Dans l’un comme dans l’autre cas, que ce fût Mme  Chantelouve ou une autre, il se sentait allégé, plus calme ; au fond, il ne savait même plus, à force de s’être rabâché cette histoire, s’il aimait mieux sa chimère même amoindrie ou cette Hyacinthe qui n’amènerait du moins pas, dans la réalité, la désillusion d’une taille de fée Carabosse, d’une face de Sévigné, rayée par l’âge.

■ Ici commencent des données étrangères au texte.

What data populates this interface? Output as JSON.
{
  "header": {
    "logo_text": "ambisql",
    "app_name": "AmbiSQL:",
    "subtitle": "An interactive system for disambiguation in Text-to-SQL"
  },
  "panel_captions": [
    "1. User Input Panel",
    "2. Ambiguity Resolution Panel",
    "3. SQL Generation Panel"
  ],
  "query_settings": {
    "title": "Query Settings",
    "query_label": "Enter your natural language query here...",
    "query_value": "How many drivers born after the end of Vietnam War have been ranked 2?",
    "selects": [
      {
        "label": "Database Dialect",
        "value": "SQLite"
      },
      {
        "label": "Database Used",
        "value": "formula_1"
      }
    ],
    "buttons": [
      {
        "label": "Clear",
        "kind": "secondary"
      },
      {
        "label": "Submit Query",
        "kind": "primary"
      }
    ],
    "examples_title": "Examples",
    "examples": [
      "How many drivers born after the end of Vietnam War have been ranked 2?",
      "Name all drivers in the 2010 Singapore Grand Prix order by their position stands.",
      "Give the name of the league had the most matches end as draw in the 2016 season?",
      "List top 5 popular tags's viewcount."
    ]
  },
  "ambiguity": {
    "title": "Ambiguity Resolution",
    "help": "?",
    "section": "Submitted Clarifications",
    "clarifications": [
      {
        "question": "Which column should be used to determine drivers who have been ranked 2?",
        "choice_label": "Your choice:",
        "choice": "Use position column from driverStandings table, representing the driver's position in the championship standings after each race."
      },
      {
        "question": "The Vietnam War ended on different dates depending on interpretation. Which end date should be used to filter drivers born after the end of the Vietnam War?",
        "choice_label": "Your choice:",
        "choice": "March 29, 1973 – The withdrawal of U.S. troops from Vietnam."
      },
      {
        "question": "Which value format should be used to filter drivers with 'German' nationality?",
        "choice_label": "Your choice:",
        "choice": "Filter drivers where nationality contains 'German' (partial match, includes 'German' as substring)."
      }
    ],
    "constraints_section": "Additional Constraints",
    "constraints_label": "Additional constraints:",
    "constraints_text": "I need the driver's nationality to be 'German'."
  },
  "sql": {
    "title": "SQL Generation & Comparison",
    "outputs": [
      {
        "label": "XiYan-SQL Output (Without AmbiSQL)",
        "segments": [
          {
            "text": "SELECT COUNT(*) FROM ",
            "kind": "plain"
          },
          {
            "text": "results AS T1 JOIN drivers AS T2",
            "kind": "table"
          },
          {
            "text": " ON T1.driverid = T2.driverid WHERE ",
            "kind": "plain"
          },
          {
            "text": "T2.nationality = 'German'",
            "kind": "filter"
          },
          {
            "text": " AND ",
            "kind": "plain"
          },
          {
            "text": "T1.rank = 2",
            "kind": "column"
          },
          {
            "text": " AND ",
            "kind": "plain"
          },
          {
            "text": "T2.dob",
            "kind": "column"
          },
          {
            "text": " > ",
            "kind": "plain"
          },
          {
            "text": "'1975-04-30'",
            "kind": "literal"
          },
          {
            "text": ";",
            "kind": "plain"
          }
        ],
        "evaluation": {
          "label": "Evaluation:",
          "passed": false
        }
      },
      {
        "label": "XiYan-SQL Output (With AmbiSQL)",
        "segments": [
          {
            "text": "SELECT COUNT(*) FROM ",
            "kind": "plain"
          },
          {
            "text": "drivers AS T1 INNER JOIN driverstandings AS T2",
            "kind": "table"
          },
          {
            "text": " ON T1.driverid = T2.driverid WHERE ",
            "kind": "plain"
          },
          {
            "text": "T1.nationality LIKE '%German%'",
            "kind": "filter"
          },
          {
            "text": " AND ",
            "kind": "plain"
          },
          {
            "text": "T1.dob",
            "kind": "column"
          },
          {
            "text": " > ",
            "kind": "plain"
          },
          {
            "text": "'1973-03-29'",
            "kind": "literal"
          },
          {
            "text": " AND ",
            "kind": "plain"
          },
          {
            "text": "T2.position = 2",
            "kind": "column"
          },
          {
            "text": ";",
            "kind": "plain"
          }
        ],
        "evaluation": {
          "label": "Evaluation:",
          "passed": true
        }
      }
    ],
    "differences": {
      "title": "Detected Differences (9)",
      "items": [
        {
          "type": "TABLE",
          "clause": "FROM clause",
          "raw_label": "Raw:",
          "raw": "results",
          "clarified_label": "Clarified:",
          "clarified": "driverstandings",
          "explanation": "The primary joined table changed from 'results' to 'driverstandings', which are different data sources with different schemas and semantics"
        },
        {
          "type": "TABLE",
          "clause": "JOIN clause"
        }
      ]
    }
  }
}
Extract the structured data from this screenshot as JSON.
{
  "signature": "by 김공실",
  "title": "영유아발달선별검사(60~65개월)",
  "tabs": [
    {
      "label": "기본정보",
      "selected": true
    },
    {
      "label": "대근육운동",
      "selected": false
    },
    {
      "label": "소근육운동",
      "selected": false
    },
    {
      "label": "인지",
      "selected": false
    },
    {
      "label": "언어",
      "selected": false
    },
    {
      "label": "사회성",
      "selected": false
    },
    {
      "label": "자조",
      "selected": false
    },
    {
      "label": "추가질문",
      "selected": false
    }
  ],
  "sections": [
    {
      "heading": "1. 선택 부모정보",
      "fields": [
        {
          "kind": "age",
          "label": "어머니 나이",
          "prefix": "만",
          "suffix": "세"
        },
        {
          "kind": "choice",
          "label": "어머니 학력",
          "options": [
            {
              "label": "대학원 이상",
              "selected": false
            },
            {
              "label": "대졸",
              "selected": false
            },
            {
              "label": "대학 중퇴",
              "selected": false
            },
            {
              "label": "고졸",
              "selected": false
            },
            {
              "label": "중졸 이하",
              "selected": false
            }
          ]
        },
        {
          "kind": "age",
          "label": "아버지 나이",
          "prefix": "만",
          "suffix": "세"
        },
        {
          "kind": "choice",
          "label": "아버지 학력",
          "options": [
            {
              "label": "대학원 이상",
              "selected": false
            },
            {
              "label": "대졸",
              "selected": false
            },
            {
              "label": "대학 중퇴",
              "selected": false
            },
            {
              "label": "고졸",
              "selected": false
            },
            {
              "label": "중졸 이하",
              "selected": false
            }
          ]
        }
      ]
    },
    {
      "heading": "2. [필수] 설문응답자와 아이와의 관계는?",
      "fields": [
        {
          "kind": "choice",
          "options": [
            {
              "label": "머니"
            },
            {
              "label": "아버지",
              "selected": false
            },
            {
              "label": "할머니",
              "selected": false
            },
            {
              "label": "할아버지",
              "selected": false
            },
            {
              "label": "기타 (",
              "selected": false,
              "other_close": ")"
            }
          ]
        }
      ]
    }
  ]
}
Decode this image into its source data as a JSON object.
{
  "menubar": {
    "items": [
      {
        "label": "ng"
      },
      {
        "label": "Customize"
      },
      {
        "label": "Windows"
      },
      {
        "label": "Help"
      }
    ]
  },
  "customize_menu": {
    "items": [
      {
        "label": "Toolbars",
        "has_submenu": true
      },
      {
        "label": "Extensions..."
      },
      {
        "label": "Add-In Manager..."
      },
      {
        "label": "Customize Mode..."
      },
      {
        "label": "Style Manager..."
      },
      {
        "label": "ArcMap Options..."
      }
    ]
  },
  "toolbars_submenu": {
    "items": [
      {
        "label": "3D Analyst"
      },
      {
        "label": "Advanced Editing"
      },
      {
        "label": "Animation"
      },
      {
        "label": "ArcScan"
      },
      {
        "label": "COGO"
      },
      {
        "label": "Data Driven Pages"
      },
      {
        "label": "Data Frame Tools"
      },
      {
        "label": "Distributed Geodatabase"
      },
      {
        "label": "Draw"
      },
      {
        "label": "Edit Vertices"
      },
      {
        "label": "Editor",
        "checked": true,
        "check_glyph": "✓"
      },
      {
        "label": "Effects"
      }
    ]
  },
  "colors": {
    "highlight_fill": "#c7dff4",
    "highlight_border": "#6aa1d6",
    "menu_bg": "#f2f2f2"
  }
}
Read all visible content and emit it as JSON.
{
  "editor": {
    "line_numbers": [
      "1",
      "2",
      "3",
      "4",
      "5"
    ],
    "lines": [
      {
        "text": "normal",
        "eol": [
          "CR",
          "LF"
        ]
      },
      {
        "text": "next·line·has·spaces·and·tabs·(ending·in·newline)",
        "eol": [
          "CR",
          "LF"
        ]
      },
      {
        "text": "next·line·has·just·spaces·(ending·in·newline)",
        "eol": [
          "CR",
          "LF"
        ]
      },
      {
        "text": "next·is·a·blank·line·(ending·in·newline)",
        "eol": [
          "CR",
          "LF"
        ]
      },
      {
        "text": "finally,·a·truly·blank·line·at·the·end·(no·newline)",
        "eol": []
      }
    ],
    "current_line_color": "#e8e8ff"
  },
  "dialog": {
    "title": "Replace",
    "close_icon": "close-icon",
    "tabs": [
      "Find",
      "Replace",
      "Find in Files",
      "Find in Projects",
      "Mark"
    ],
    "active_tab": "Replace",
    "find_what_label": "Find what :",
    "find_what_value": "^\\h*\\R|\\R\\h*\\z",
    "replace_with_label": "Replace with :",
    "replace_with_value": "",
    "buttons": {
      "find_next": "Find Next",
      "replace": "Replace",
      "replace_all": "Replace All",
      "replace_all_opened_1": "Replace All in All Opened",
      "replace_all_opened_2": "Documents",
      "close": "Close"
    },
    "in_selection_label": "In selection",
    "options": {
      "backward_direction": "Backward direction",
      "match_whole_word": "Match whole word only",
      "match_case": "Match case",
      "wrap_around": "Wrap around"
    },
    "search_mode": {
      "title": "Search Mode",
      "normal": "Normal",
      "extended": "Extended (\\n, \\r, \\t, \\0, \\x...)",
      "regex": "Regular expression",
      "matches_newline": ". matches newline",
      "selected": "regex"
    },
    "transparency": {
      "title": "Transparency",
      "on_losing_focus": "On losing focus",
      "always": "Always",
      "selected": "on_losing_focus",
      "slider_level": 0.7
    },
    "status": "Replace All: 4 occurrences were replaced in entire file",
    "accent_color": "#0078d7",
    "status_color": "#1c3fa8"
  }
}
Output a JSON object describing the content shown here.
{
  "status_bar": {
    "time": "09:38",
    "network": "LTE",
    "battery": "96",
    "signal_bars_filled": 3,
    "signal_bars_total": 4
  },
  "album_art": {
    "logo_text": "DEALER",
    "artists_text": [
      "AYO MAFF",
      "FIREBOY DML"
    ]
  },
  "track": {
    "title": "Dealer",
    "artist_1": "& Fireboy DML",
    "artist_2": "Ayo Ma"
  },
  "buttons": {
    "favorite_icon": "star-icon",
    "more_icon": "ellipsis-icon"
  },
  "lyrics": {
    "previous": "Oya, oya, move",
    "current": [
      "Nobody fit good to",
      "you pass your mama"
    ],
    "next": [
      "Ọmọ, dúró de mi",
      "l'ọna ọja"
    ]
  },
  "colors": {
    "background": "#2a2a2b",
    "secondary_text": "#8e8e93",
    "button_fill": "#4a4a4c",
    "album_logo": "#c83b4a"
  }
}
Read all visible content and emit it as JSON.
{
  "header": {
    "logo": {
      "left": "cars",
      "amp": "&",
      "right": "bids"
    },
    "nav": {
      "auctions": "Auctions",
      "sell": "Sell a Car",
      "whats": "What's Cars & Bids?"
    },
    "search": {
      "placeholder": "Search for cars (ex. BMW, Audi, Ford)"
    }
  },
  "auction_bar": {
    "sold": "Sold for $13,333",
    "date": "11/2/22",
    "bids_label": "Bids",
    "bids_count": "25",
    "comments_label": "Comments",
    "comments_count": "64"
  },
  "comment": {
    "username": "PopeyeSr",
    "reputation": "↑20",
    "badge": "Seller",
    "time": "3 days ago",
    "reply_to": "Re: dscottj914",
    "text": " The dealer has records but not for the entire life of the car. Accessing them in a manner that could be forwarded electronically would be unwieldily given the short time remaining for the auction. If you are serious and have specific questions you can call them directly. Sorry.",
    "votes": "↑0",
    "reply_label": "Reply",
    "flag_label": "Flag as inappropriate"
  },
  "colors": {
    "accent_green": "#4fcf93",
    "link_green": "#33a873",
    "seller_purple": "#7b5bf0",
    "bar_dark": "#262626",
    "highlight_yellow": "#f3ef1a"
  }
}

Il profita de ce répit pour se remettre au travail, mais il avait trop présumé de ses forces ; quand il voulut commencer son chapitre sur les crimes de Gilles De Rais, il constata qu’il était incapable de souder deux phrases. Il s’évaguait à la poursuite du Maréchal, le rejoignait, mais l’écriture dans laquelle il le voulait cerner demeurait lâche et inerme, criblée de trous.

Il jeta sa plume, s’enfonça dans un fauteuil et, rêvassant, il s’installa à Tiffauges, dans ce château où Satan, qui refusait si obstinément de se montrer au Maréchal, allait descendre, s’incarner en lui, sans même qu’il s’en doutât, pour le rouler, vociférant, dans les joies du meurtre.